As I detailed last year, the epidemiological data is unequivocal: the shots are a failure at stopping community spread of the virus.
https://newsletter.allfactsmatter.us/p/no-return-to-normal-in-sight
Which was why they've tried to memory hole all the claims of the shots being the magic bullet against COVID.
And why we must never ever let anyone forget that original Big Lie.
https://newsletter.allfactsmatter.us/p/remember-big-pharmas-big-vaccine
I will be cross-posting. Thank you Tim Lundeen for sending this to me. - JLW
Please see my comment below along with the conversation with Peter, I would use his first graph with caution.
Thanks!
Would that this data and corroboration make it into every newspaper, TV news outlet, medical journal...
Wow. They say correlation does not equal causation. But the data suggest that in this case, that premise certainly merits closer scrutiny!

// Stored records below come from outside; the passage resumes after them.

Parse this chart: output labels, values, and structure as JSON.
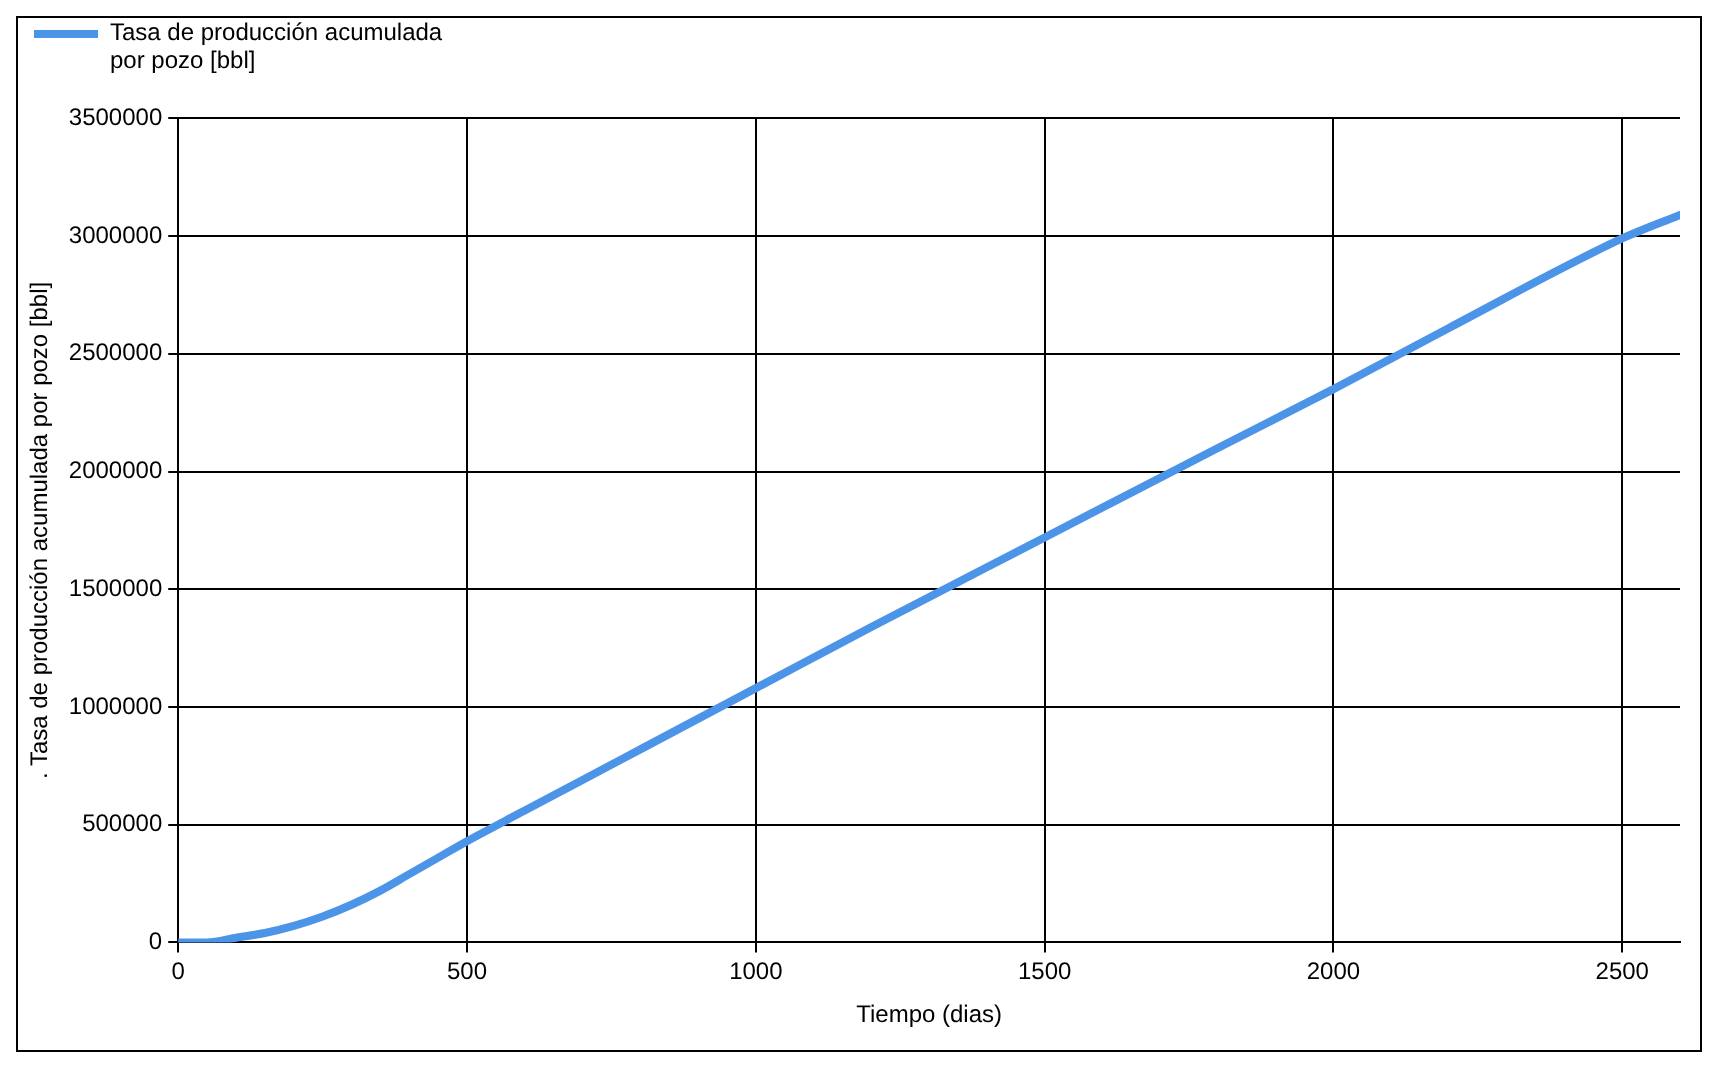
{
  "chart_data": {
    "type": "line",
    "xlabel": "Tiempo (dias)",
    "ylabel": ". Tasa de producción acumulada por pozo [bbl]",
    "x": [
      0,
      50,
      100,
      150,
      200,
      250,
      300,
      350,
      400,
      450,
      500,
      600,
      700,
      800,
      1000,
      1200,
      1500,
      1800,
      2000,
      2200,
      2500,
      2600
    ],
    "series": [
      {
        "name": "Tasa de producción acumulada por pozo [bbl]",
        "color": "#4c94e8",
        "values": [
          0,
          0,
          20000,
          40000,
          70000,
          110000,
          160000,
          220000,
          290000,
          360000,
          430000,
          560000,
          690000,
          820000,
          1080000,
          1340000,
          1720000,
          2100000,
          2350000,
          2610000,
          2990000,
          3090000
        ]
      }
    ],
    "xlim": [
      0,
      2600
    ],
    "xticks": [
      0,
      500,
      1000,
      1500,
      2000,
      2500
    ],
    "ylim": [
      0,
      3500000
    ],
    "yticks": [
      0,
      500000,
      1000000,
      1500000,
      2000000,
      2500000,
      3000000,
      3500000
    ],
    "grid": true,
    "legend": "top left",
    "marker": "none",
    "line_style": "solid"
  }
}
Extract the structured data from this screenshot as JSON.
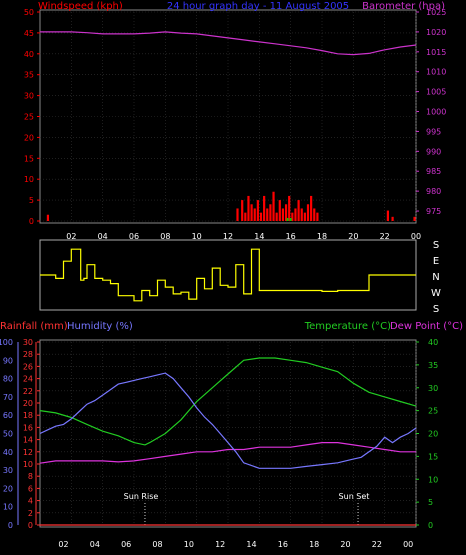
{
  "header": {
    "top_left": "Windspeed (kph)",
    "top_center": "24 hour graph day - 11 August 2005",
    "top_right": "Barometer (hpa)",
    "bottom_left_rain": "Rainfall (mm)",
    "bottom_left_hum": "Humidity (%)",
    "bottom_right_temp": "Temperature (°C)",
    "bottom_right_dew": "Dew Point (°C)",
    "sun_rise": "Sun Rise",
    "sun_set": "Sun Set"
  },
  "colors": {
    "wind": "#ff0000",
    "gust": "#00cc00",
    "barometer": "#cc33cc",
    "direction": "#ffff00",
    "rain": "#ff3333",
    "humidity": "#7777ff",
    "temperature": "#22cc22",
    "dew": "#dd33dd",
    "text_white": "#ffffff"
  },
  "chart_data": [
    {
      "type": "line",
      "title": "24 hour graph day - 11 August 2005",
      "ylabel": "Windspeed (kph)",
      "y2label": "Barometer (hpa)",
      "x_ticks": [
        "02",
        "04",
        "06",
        "08",
        "10",
        "12",
        "14",
        "16",
        "18",
        "20",
        "22",
        "00"
      ],
      "ylim": [
        0,
        50
      ],
      "y_ticks": [
        0,
        5,
        10,
        15,
        20,
        25,
        30,
        35,
        40,
        45,
        50
      ],
      "y2lim": [
        972.5,
        1025
      ],
      "y2_ticks": [
        975,
        980,
        985,
        990,
        995,
        1000,
        1005,
        1010,
        1015,
        1020,
        1025
      ],
      "series": [
        {
          "name": "Barometer (hpa)",
          "axis": "right",
          "x": [
            0,
            1,
            2,
            3,
            4,
            5,
            6,
            7,
            8,
            9,
            10,
            11,
            12,
            13,
            14,
            15,
            16,
            17,
            18,
            19,
            20,
            21,
            22,
            23,
            24
          ],
          "values": [
            1020,
            1020,
            1020,
            1019.8,
            1019.5,
            1019.5,
            1019.5,
            1019.7,
            1020,
            1019.7,
            1019.5,
            1019,
            1018.5,
            1018,
            1017.5,
            1017,
            1016.5,
            1016,
            1015.3,
            1014.5,
            1014.3,
            1014.6,
            1015.5,
            1016.2,
            1016.7
          ]
        },
        {
          "name": "Windspeed (kph)",
          "axis": "left",
          "kind": "bars",
          "x": [
            0.5,
            12.6,
            12.9,
            13.1,
            13.3,
            13.5,
            13.7,
            13.9,
            14.1,
            14.3,
            14.5,
            14.7,
            14.9,
            15.1,
            15.3,
            15.5,
            15.7,
            15.9,
            16.1,
            16.3,
            16.5,
            16.7,
            16.9,
            17.1,
            17.3,
            17.5,
            17.7,
            22.2,
            22.5,
            23.9
          ],
          "values": [
            1.5,
            3,
            5,
            2,
            6,
            4,
            3,
            5,
            2,
            6,
            3,
            4,
            7,
            2,
            5,
            3,
            4,
            6,
            2,
            3,
            5,
            3,
            2,
            4,
            6,
            3,
            2,
            2.5,
            1,
            1
          ]
        }
      ]
    },
    {
      "type": "line",
      "ylabel": "S E N W S",
      "y_ticks_right": [
        "S",
        "E",
        "N",
        "W",
        "S"
      ],
      "x": [
        0,
        0.5,
        1,
        1.5,
        2,
        2.4,
        2.6,
        2.8,
        3,
        3.5,
        4,
        4.5,
        5,
        5.5,
        6,
        6.5,
        7,
        7.5,
        8,
        8.5,
        9,
        9.5,
        10,
        10.5,
        11,
        11.5,
        12,
        12.5,
        13,
        13.5,
        14,
        15,
        16,
        17,
        18,
        19,
        20,
        21,
        22,
        23,
        24
      ],
      "values": [
        180,
        180,
        200,
        100,
        30,
        30,
        210,
        200,
        120,
        200,
        210,
        230,
        300,
        300,
        330,
        270,
        300,
        210,
        250,
        290,
        280,
        320,
        200,
        260,
        140,
        240,
        250,
        120,
        290,
        30,
        270,
        270,
        270,
        270,
        275,
        270,
        270,
        180,
        180,
        180,
        180
      ]
    },
    {
      "type": "line",
      "ylabel": "Rainfall (mm)",
      "y2label": "Humidity (%)",
      "y3label": "Temperature (°C)",
      "y4label": "Dew Point (°C)",
      "x_ticks": [
        "02",
        "04",
        "06",
        "08",
        "10",
        "12",
        "14",
        "16",
        "18",
        "20",
        "22",
        "00"
      ],
      "rain_ticks": [
        0,
        2,
        4,
        6,
        8,
        10,
        12,
        14,
        16,
        18,
        20,
        22,
        24,
        26,
        28,
        30
      ],
      "humidity_ticks": [
        0,
        10,
        20,
        30,
        40,
        50,
        60,
        70,
        80,
        90,
        100
      ],
      "temp_ticks": [
        0,
        5,
        10,
        15,
        20,
        25,
        30,
        35,
        40
      ],
      "sun_rise_hour": 6.7,
      "sun_set_hour": 20.3,
      "series": [
        {
          "name": "Humidity (%)",
          "x": [
            0,
            0.5,
            1,
            1.5,
            2,
            2.5,
            3,
            3.5,
            4,
            4.5,
            5,
            5.5,
            6,
            6.5,
            7,
            7.5,
            8,
            8.5,
            9,
            9.5,
            10,
            10.5,
            11,
            11.5,
            12,
            12.5,
            13,
            14,
            15,
            16,
            17,
            18,
            19,
            20,
            20.5,
            21,
            21.5,
            22,
            22.5,
            23,
            23.5,
            24
          ],
          "values": [
            50,
            52,
            54,
            55,
            58,
            62,
            66,
            68,
            71,
            74,
            77,
            78,
            79,
            80,
            81,
            82,
            83,
            80,
            75,
            70,
            64,
            59,
            55,
            50,
            45,
            40,
            34,
            31,
            31,
            31,
            32,
            33,
            34,
            36,
            37,
            40,
            43,
            48,
            45,
            48,
            50,
            53
          ]
        },
        {
          "name": "Temperature (°C)",
          "x": [
            0,
            1,
            2,
            3,
            4,
            5,
            6,
            6.7,
            7,
            8,
            9,
            10,
            11,
            12,
            13,
            14,
            15,
            16,
            17,
            18,
            19,
            20,
            21,
            22,
            23,
            24
          ],
          "values": [
            25,
            24.5,
            23.5,
            22,
            20.5,
            19.5,
            18,
            17.5,
            18,
            20,
            23,
            27,
            30,
            33,
            36,
            36.5,
            36.5,
            36,
            35.5,
            34.5,
            33.5,
            31,
            29,
            28,
            27,
            26
          ]
        },
        {
          "name": "Dew Point (°C)",
          "x": [
            0,
            1,
            2,
            3,
            4,
            5,
            6,
            7,
            8,
            9,
            10,
            11,
            12,
            13,
            14,
            15,
            16,
            17,
            18,
            19,
            20,
            21,
            22,
            23,
            24
          ],
          "values": [
            13.5,
            14,
            14,
            14,
            14,
            13.8,
            14,
            14.5,
            15,
            15.5,
            16,
            16,
            16.5,
            16.5,
            17,
            17,
            17,
            17.5,
            18,
            18,
            17.5,
            17,
            16.5,
            16,
            16
          ]
        },
        {
          "name": "Rainfall (mm)",
          "x": [
            0,
            24
          ],
          "values": [
            0,
            0
          ]
        }
      ]
    }
  ]
}
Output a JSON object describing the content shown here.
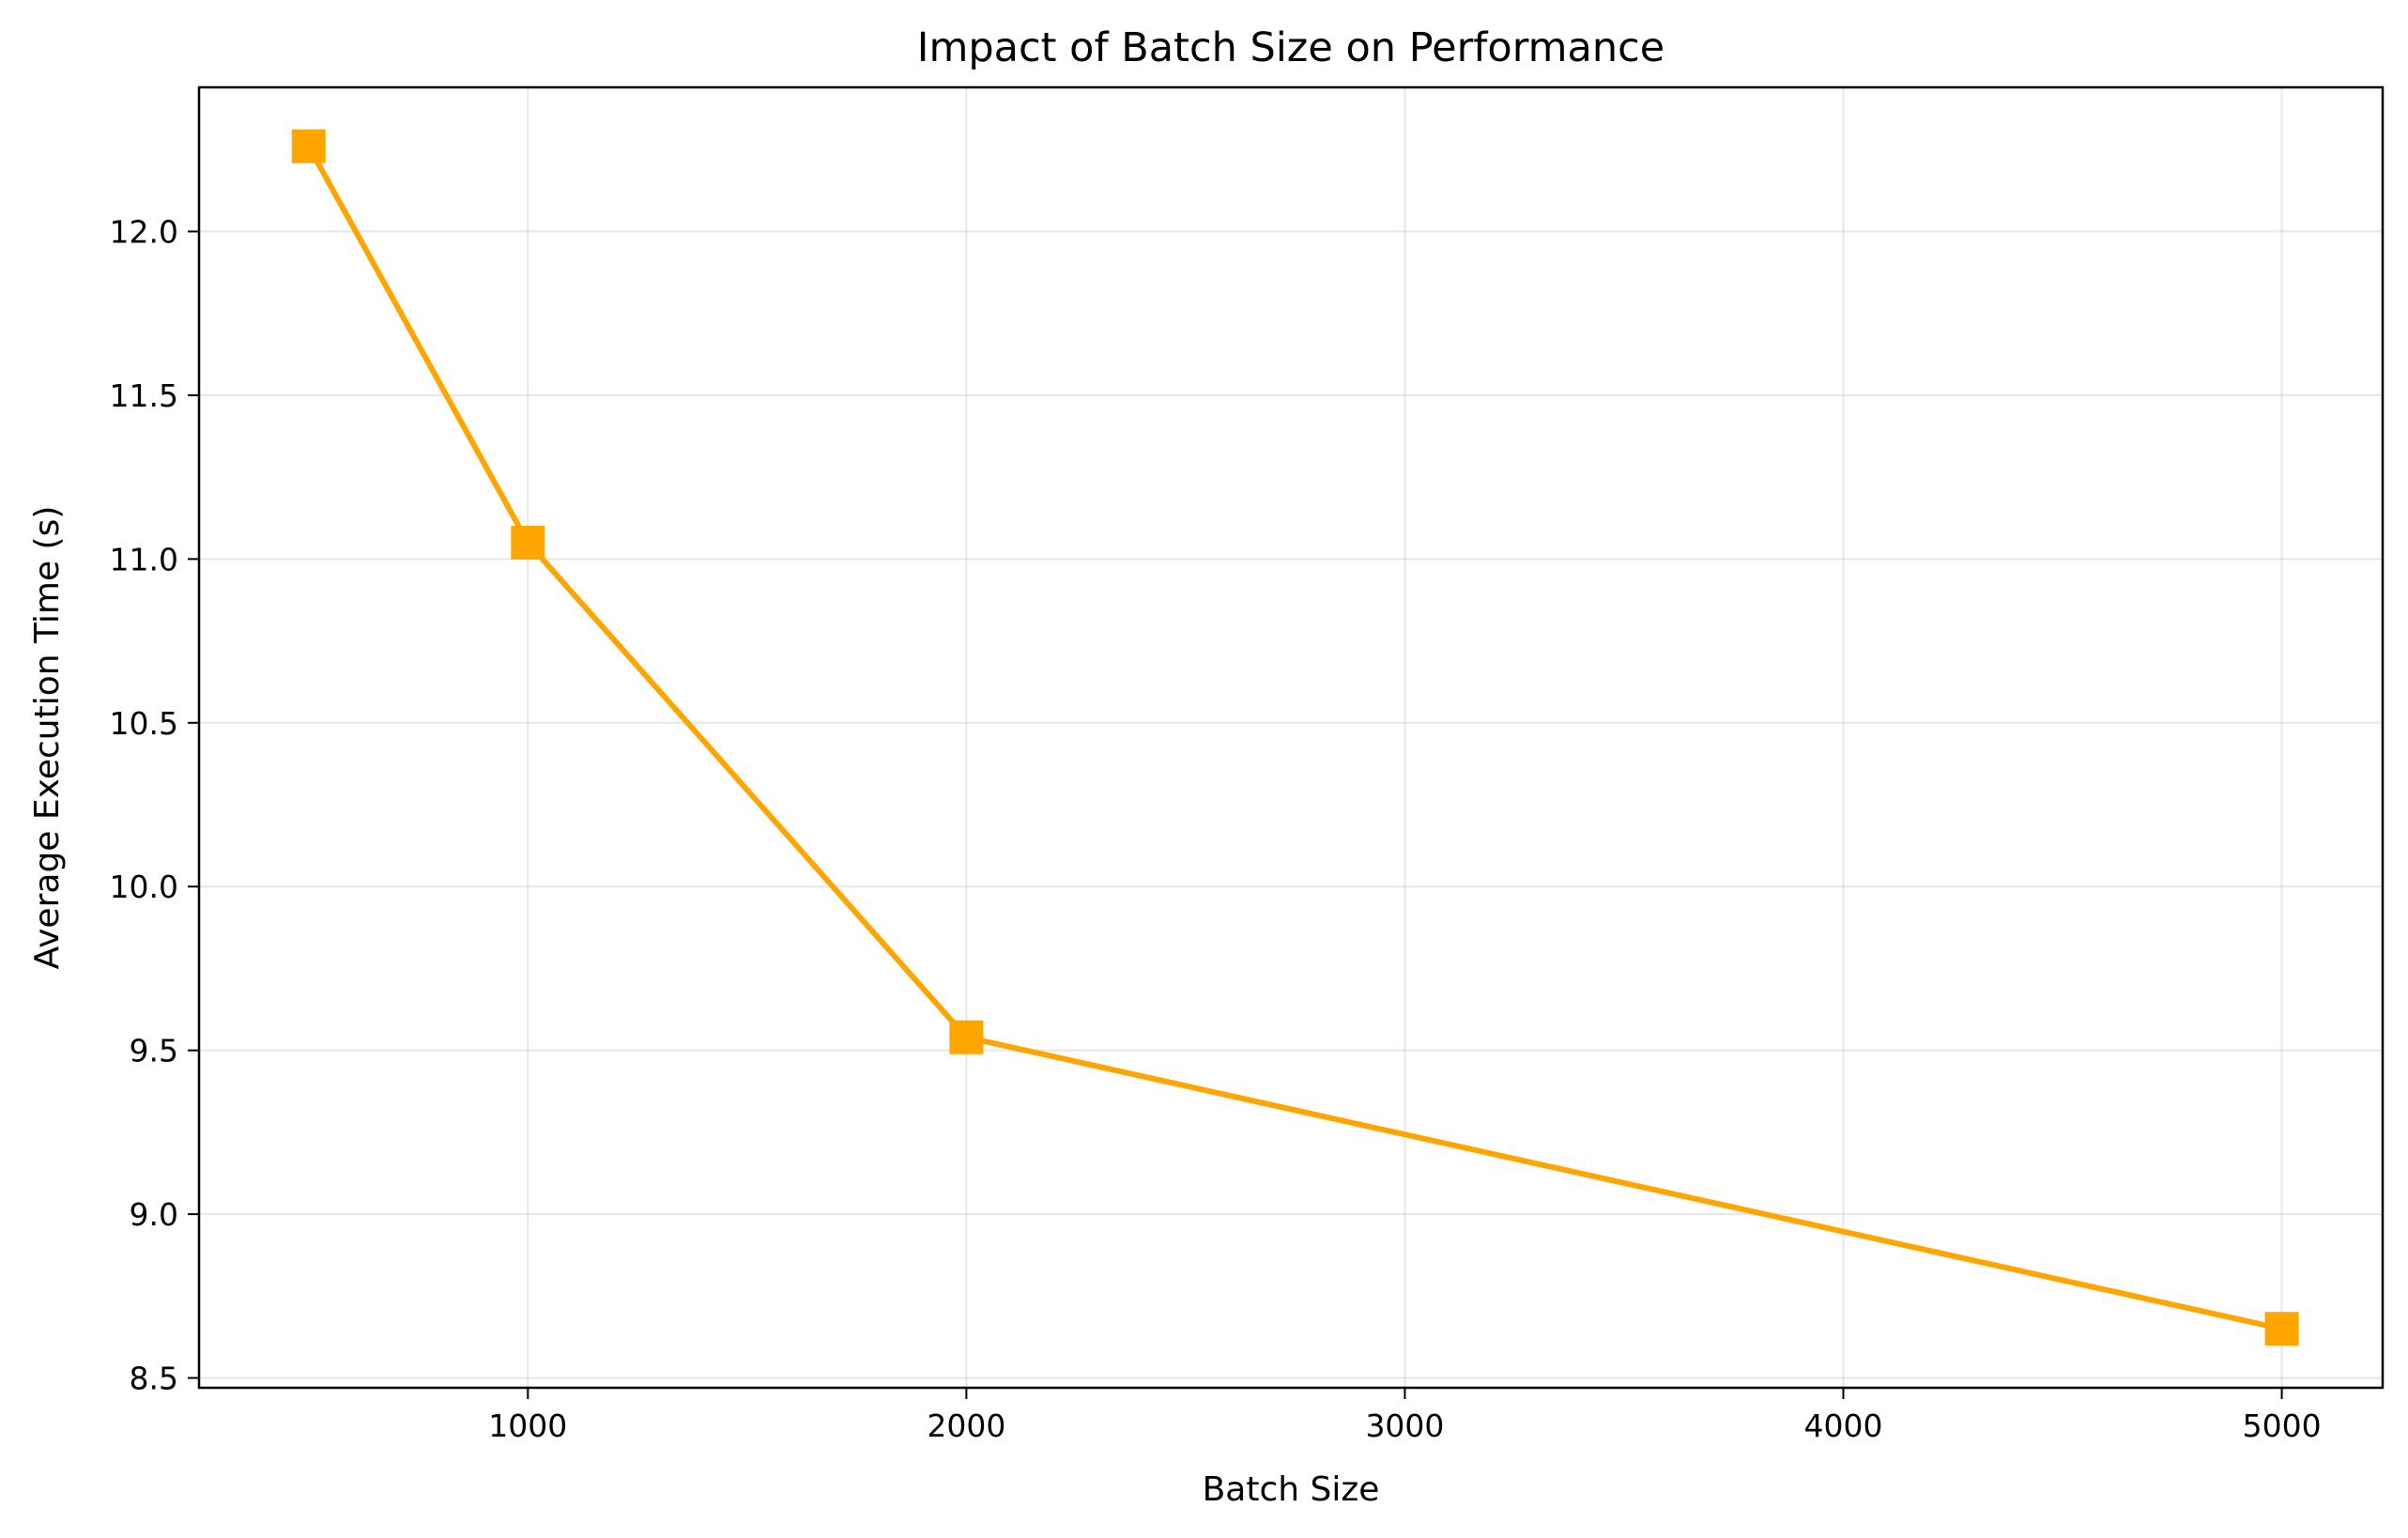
{
  "chart_data": {
    "type": "line",
    "title": "Impact of Batch Size on Performance",
    "xlabel": "Batch Size",
    "ylabel": "Average Execution Time (s)",
    "xlim": [
      250,
      5230
    ],
    "ylim": [
      8.47,
      12.44
    ],
    "xticks": [
      1000,
      2000,
      3000,
      4000,
      5000
    ],
    "yticks": [
      8.5,
      9.0,
      9.5,
      10.0,
      10.5,
      11.0,
      11.5,
      12.0
    ],
    "grid": true,
    "series": [
      {
        "color": "#FFA500",
        "marker": "square",
        "x": [
          500,
          1000,
          2000,
          5000
        ],
        "y": [
          12.26,
          11.05,
          9.54,
          8.65
        ]
      }
    ]
  }
}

Suggestion: randomly sample disability claims for the following:
m = manufacturer of injectable
n = number of jabs of said injectable
w = full weeks passed post most recent jab and onset of symptoms associated with disability
x = any extra information
That would establish whether there might (or might not) be causation.
Causation is difficult to categorically establish statistically. There are Bayesian techniques that can show a high probability of causation, but to explicitly prove causation is ultimately a non-statistical exercise; it requires stating the mechanics of how phenomenon A produces phenomenon B. This analysis is not ever going to do that.
That being said, the greater the correlation, and the more dimensions on which there is correlation, the more likely it is that the actual relationship is a causal one.
At this juncture, just the number of other red flags independently developed over the mRNA inoculations makes a pretty compelling argument for inferring causation between the inoculations and disability rates within the labor force.
A vax uptake rate among the random sample of disabled which exceeds that of the general population would suggest causation, imho.
I often say:
"Correlation may not be causation, but it is high proba
An argument I have put forward many times is that correlation is not causation BUT it is connection.
Which is substantially the argument being advanced by the Humanity Projects Team. Their conclusions, simply stated, are that there is a connection between serious adverse events from the mRNA inoculations and disability rates within the labor force. With that in hand, the prudential course should be to pull the inoculations and conduct a thorough review, perhaps including new clinical trials (with much more transparency than the original Pfizer and Moderna trials), to establish exactly what these shots are doing once they are injected into a human being.
The most benign view of the current state of understanding about the inoculations is that NOBODY (not even Big Pharma) truly grasps what gets unleashed inside the body after an injection. That's a BIG problem.
Exactly right.
The basics of human understanding and general enquiry, be it scientific or gut feeling, starts with an observation.
"Hey, that thing caused another thing. Lets stop, go back and do that thing again to see if the same thing happens again".